Right now, our chances are not looking very good. The people who decide whether or not Net Neutrality will remain are the five commissioners of the Federal Communications Commission, an independent government agency that is responsible for “regulating interstate and international communications by radio, television, wire, satellite and cable in all 50 states” according to their own site. That is a huge responsibility and because of that they hold a lot of power over what we can see.

In early 2017, Ajit Pai was appointed as Chairman of the FCC and he is made it very clear that he hopes to repeal Net Neutrality because it apparently stifles innovation and competition. That is a little hard to believe however, thanks to his past work with Verizon, one of the major corporations that wants to repeal Net Neutrality. The four other commissioners are split down the middle. On the side of repealing neutrality we have Michael O’Rielly and Brendan Carr. These two have an interesting history.
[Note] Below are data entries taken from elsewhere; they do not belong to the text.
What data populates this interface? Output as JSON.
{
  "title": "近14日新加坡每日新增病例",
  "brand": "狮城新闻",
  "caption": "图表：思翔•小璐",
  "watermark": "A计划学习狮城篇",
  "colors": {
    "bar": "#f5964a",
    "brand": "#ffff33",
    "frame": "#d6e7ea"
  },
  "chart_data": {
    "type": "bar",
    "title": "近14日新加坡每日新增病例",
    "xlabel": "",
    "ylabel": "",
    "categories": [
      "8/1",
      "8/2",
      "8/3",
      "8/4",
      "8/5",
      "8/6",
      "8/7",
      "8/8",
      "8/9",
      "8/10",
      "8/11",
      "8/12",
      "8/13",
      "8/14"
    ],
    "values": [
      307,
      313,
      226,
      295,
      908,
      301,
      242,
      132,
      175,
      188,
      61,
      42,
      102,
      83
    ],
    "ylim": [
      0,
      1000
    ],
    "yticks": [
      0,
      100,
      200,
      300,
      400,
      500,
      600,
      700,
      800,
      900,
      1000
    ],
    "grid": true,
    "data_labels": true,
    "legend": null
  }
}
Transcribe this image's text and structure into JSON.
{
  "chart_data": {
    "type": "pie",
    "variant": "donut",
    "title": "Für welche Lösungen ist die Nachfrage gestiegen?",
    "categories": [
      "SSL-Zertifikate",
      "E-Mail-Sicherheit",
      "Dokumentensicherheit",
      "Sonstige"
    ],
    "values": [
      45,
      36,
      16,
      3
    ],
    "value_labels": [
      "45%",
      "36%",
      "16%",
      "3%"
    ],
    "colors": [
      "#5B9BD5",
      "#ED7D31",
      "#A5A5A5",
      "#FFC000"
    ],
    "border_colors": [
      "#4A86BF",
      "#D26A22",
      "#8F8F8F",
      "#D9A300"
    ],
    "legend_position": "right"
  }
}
O’Rielly has been quoted in the past saying “It is important to note that Internet access is not a necessity in the day-to-day lives of Americans and does not even come close to be considered a basic human right.” I think a lot of people would disagree with that. Then we have Brendan Carr, a former advisor to Pai, who was appointed to the FCC in August, just a few months after Pai became the Chairman.

On the side of maintaining Net Neutrality are Mignon Clyburn and Jessica Rosenwarcel. Both have been outspoken advocates of Net Neutrality. Rosenwarcel even wrote an article titled “I’m on the FCC, Please Stop Us From Killing Net Neutrality.”

So we have three in favor of repeal and two opposed. It seems like the tables are set against us. Pai set the vote during the holiday season so that people would not notice what was happening but thankfully that did not work since the public outcry online has been massive.

Thousands online have been spreading the word of what is going to happen in December and so the public outcry has risen significantly. There are petitions now to help people express how opposed they are to the repeal and people have been calling local government officials to voice their anger with the FCC.

But will it be enough? Maybe not. Right now it does not seem like any of the three in favor of repeal are going to change their mind. They have hardly even addressed the issue. Pai has spoken about it to government officials and he has been on several news stations, but his response just has not been what people want to hear. It is not likely that he is going to change his mind or the minds of his colleagues just because the public is angry, because the public is not what he cares about.

All we can do really is continue to raise awareness of what is coming with the hope that we will eventually be loud enough to make a difference.